Und alle sitzen sie schön eng beisammen, bis auf den etwas farblosen Linksaussen – Herr Lehmann von der Credit Suisse – der seine Distanz zur UBS offenbar auch bühnentechnisch zu unterstreichen trachtet (und der die Frage, wie viel von den 50 Milliarden Zustupf er schon verwendet habe, routiniert unbeantwortet lässt).

Referiert vor einer Batwoman-artigen Silhouette: Karin Keller-Sutter.

Hinter dieser Runde sind zwei Schweizer Fahnen so drapiert worden, dass sie schlapp und in ihrer Entfaltung gehemmt von der Decke baumeln wie zwei überdimensionierte Krawatten, auf denen das Schweizer Kreuz aussieht wie ein grosses Delete-Zeichen. Gut möglich, dass es da einem Dekorateur gefiel, sich dezent-symbolisch einzubringen. 

Und zu Hause fragt man sich: Was ist bloss los mit diesem Land? Die Gletscher schmelzen, die Berge bröckeln, die Toblerone verliert ihren Swissness-Anspruch –, und jetzt kollabieren also auch noch die Grossbanken. Und man ist zunehmend fassungslos ob der Milliardenbeträge, die uns abermals zur Rettung der Schweiz – sorry, einer Schweizer Grossbank – aus der Bundeskasse geschaufelt werden.

Erschöpftes Vertrauen

Doch wir Schweizerinnen und Schweizer haben ja das Flair, das ganze Schlamassel dann trotzdem schulterzuckend zu akzeptieren.
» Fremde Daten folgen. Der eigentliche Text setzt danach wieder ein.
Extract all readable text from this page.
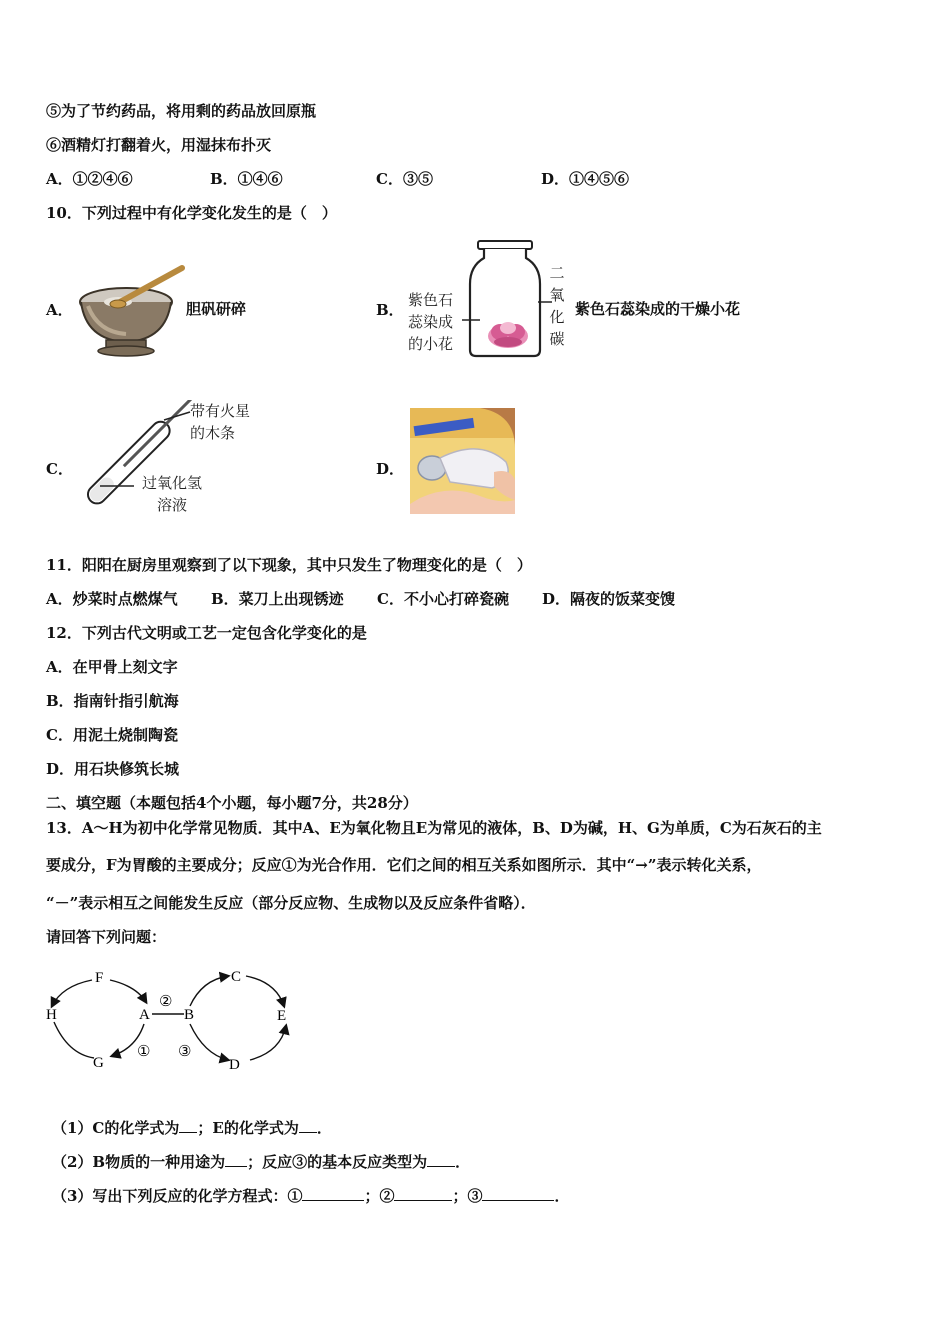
⑤为了节约药品，将用剩的药品放回原瓶
⑥酒精灯打翻着火，用湿抹布扑灭
A．①②④⑥	B．①④⑥	C．③⑤	D．①④⑤⑥
10．下列过程中有化学变化发生的是（　）
A．	胆矾研碎	B．
紫色石
蕊染成
的小花
二
氧
化
碳
紫色石蕊染成的干燥小花
C．
带有火星
的木条
过氧化氢
溶液
D．
11．阳阳在厨房里观察到了以下现象，其中只发生了物理变化的是（　）
A．炒菜时点燃煤气 B．菜刀上出现锈迹 C．不小心打碎瓷碗 D．隔夜的饭菜变馊
12．下列古代文明或工艺一定包含化学变化的是
A．在甲骨上刻文字
B．指南针指引航海
C．用泥土烧制陶瓷
D．用石块修筑长城
二、填空题（本题包括4个小题，每小题7分，共28分）
13．A～H为初中化学常见物质．其中A、E为氧化物且E为常见的液体，B、D为碱，H、G为单质，C为石灰石的主
要成分，F为胃酸的主要成分；反应①为光合作用．它们之间的相互关系如图所示．其中“→”表示转化关系，
“－”表示相互之间能发生反应（部分反应物、生成物以及反应条件省略）．
请回答下列问题：
F
H	A B
G
C
E
D
②
① ③
（1）C的化学式为 ；E的化学式为 ．
（2）B物质的一种用途为 ；反应③的基本反应类型为 ．
（3）写出下列反应的化学方程式：①	；②	；③	．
Dabei hilft uns, dass der Herr Jordan dies alles mit bestimmter Stimme als Usus im Finanzwesen abtut und Begriffe wie «traditionelle Emergency Liquidity Assistance», «Konkurs-Privileg» oder «Public Liquidity Backstop» aus dem zentralbänkischen Vokabular-Werkzeugkasten zupft, dass wir mit nachgoogeln gar nicht mehr nachkommen. Wenn er es sagt, wird es wohl schon seine Richtigkeit haben. 

Als wolle er die Märkte mit einem gutschweizerischen Wesenskonglomerat aus Entschlossenheit, Sachlichkeit und Beamten-Tadellosigkeit besänftigen: Thomas Jordan, Chairman der Nationalbank. 

Und wieder wird in der Runde von «Systemrelevanz» der Grossbanken gesprochen, von «eigentlich niedrigen Risiken» und immer wieder vom «Vertrauen», das zwar kurzfristig «rapide» verloren gegangen sei, das nun aber wieder vollkommen hergestellt sein müsste. 

«Vertrauen wird dadurch erschöpft, dass es in Anspruch genommen wird», hat Bertolt Brecht einmal gesagt. Während das Schweizervolk langsam, aber sicher erschöpft ist, scheinen sich die Börsianer und Spekulanten, für die man das ganze Theater hier in aller Eile inszeniert hat, tatsächlich temporär beruhigt zu haben. Der Kurs der UBS-Aktie hat sich bis heute auf solidem Vorwochenniveau eingependelt. Alles wie gehabt also. Alles ist wieder gut. Der Untergang der Schweiz ist abgewendet. Alles eine Frage der Perspektive.

Mit Sicherheitsabstand: Axel Lehmann (CS) und Colm Kelleher (UBS).